The person who assembled hundreds of words and their meanings in a dictionary he titled "A Vocabulary of the Flash Language" was a forger, pickpocket and fraudster named James Hardy Vaux.
Kel Richards has just written a biography of Vaux, titled Flash Jim, detailing the life of the career criminal and his contribution to Australian English.
"It was the first dictionary ever written in Australia," said Richards. "I think in a sense it's almost symbolic. The first dictionary written in Australia was a.) a dictionary of slang and, b.) written by a convict. So I think the language started the way it was meant to go on, always a bit cheeky and irreverent.
"Because [Vaux] did that, we can now know that you and I have got hundreds of words in our vocabulary, which are basically convict words."
James Hardy Vaux had been first transported from Britain to the colony of New South Wales in 1801 for stealing. During that sentence of seven years served in and around Sydney, Vaux helped carry out what was the first census in Australia, tallying the number of people in the colony.
For unlike many convicts, Vaux was educated and from a middle-class background. But the life he followed, and the company he kept, revolved around crime.

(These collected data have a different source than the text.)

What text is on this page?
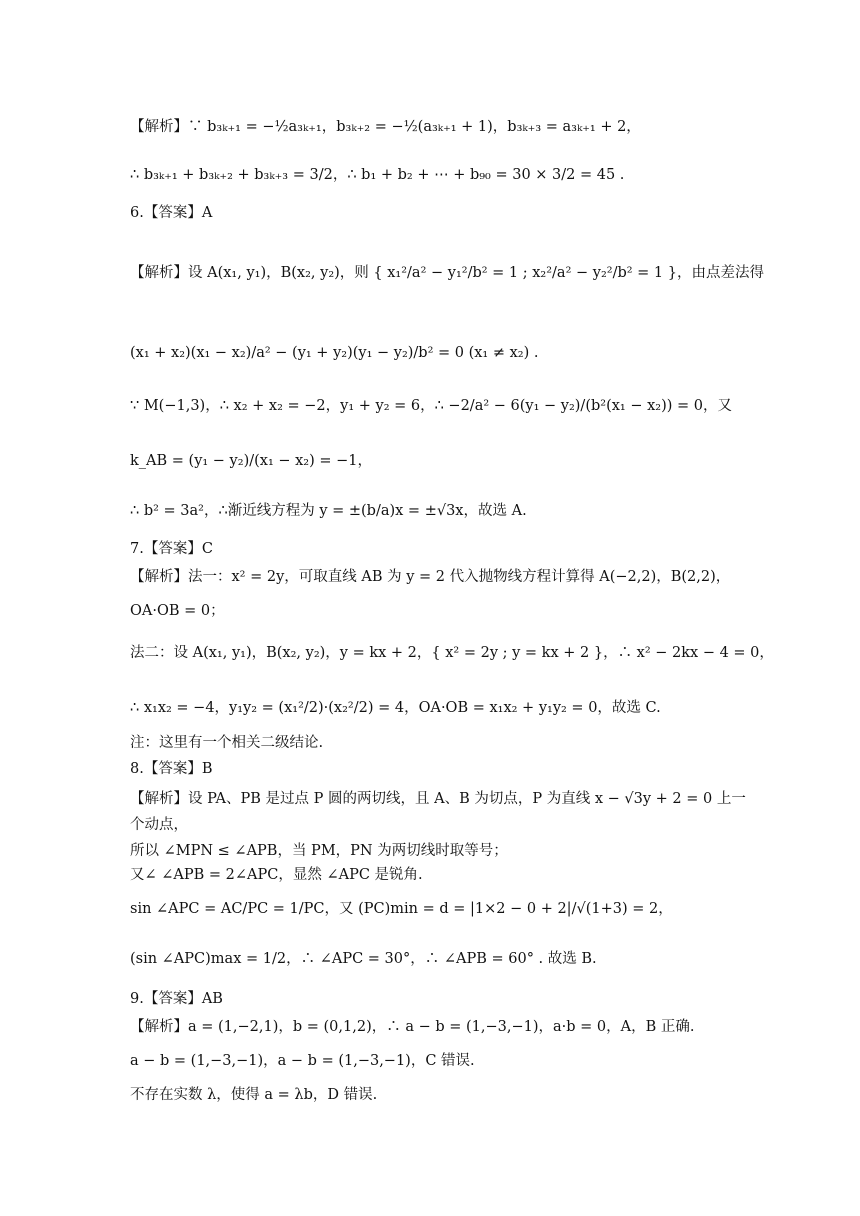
【解析】∵ b₃ₖ₊₁ = −½a₃ₖ₊₁，b₃ₖ₊₂ = −½(a₃ₖ₊₁ + 1)，b₃ₖ₊₃ = a₃ₖ₊₁ + 2，
∴ b₃ₖ₊₁ + b₃ₖ₊₂ + b₃ₖ₊₃ = 3/2，∴ b₁ + b₂ + ⋯ + b₉₀ = 30 × 3/2 = 45 .
6.【答案】A
【解析】设 A(x₁, y₁)，B(x₂, y₂)，则 { x₁²/a² − y₁²/b² = 1 ; x₂²/a² − y₂²/b² = 1 }，由点差法得
(x₁ + x₂)(x₁ − x₂)/a² − (y₁ + y₂)(y₁ − y₂)/b² = 0 (x₁ ≠ x₂) .
∵ M(−1,3)，∴ x₂ + x₂ = −2，y₁ + y₂ = 6，∴ −2/a² − 6(y₁ − y₂)/(b²(x₁ − x₂)) = 0，又
k_AB = (y₁ − y₂)/(x₁ − x₂) = −1，
∴ b² = 3a²，∴渐近线方程为 y = ±(b/a)x = ±√3x，故选 A.
7.【答案】C
【解析】法一：x² = 2y，可取直线 AB 为 y = 2 代入抛物线方程计算得 A(−2,2)，B(2,2)，
OA·OB = 0；
法二：设 A(x₁, y₁)，B(x₂, y₂)，y = kx + 2，{ x² = 2y ; y = kx + 2 }，∴ x² − 2kx − 4 = 0，
∴ x₁x₂ = −4，y₁y₂ = (x₁²/2)·(x₂²/2) = 4，OA·OB = x₁x₂ + y₁y₂ = 0，故选 C.
注：这里有一个相关二级结论.
8.【答案】B
【解析】设 PA、PB 是过点 P 圆的两切线，且 A、B 为切点，P 为直线 x − √3y + 2 = 0 上一
个动点，
所以 ∠MPN ≤ ∠APB，当 PM，PN 为两切线时取等号；
又∠ ∠APB = 2∠APC，显然 ∠APC 是锐角.
sin ∠APC = AC/PC = 1/PC，又 (PC)min = d = |1×2 − 0 + 2|/√(1+3) = 2，
(sin ∠APC)max = 1/2，∴ ∠APC = 30°，∴ ∠APB = 60° . 故选 B.
9.【答案】AB
【解析】a = (1,−2,1)，b = (0,1,2)，∴ a − b = (1,−3,−1)，a·b = 0，A，B 正确.
a − b = (1,−3,−1)，a − b = (1,−3,−1)，C 错误.
不存在实数 λ，使得 a = λb，D 错误.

"When he chose a criminal life path, he had to learn their language, and he learnt it as a second language," said Richards. "He had that mastery and he had the educational skill to understand it, analyse it, record it."
Having returned to Britain and his old life, Vaux was once more in trouble and transported back to NSW in 1810. In Sydney, he was charged again in regard to a theft and, as a repeat offender, was sent to Newcastle.
"Newcastle was known at the time as 'the Hell of NSW'," Kel Richards explained. "It was like a Supermax prison, it's where the worst people went."
Kel Richards said "Flash Jim", as he was referred to, was toiling unhappily in a coal mine. His way out of the mine was words.
"To do that, he wrote this dictionary," Richards said. "His thinking was that the flash talk, which had been invented by thieves sort of as a code language, so they could talk to each other and the police and the magistrates wouldn't know what they were talking about, had become part of the everyday language. And their gaolers couldn't understand it.
"The commandant at Newcastle, Thomas Skottowe, had to call in Vaux and get him to translate what the prisoner was saying.
"So Vaux's clever scheme was, 'I'll write him a dictionary that explains the flash language and what the words mean, and he'll be so impressed and so pleased, he'll take me out of the mines and give me a nice soft job at the quartermaster's store'."
The plan worked. Vaux secured a softer job, and some of the foundations of Australian English had been laid in Newcastle.
"The dictionary only turned up because he was in Newcastle," Richards said. "If he had never been sentenced to hard labour in Newcastle, I don't think he would have ever written that dictionary."
While doing time in Newcastle, Vaux also wrote his memoir, which, along with the dictionary, was later published in London.
According to Kel Richards, Vaux's book was the first autobiography written in Australia: "So this old lag, this old criminal, has got two firsts, and he wrote both of them in Newcastle."
While the way Australians speak has changed dramatically since Vaux's day, particularly with the influence of American popular culture, Kel Richards said "Aussie English" remained healthy and "still as bright as a box of budgies" - with more than a sprinkling of those convict words "Flash Jim" recorded.
"He deserves a hardy handshake," said Mr Richards of his biography subject. "But just check for your wristwatch after you've shaken hands with him."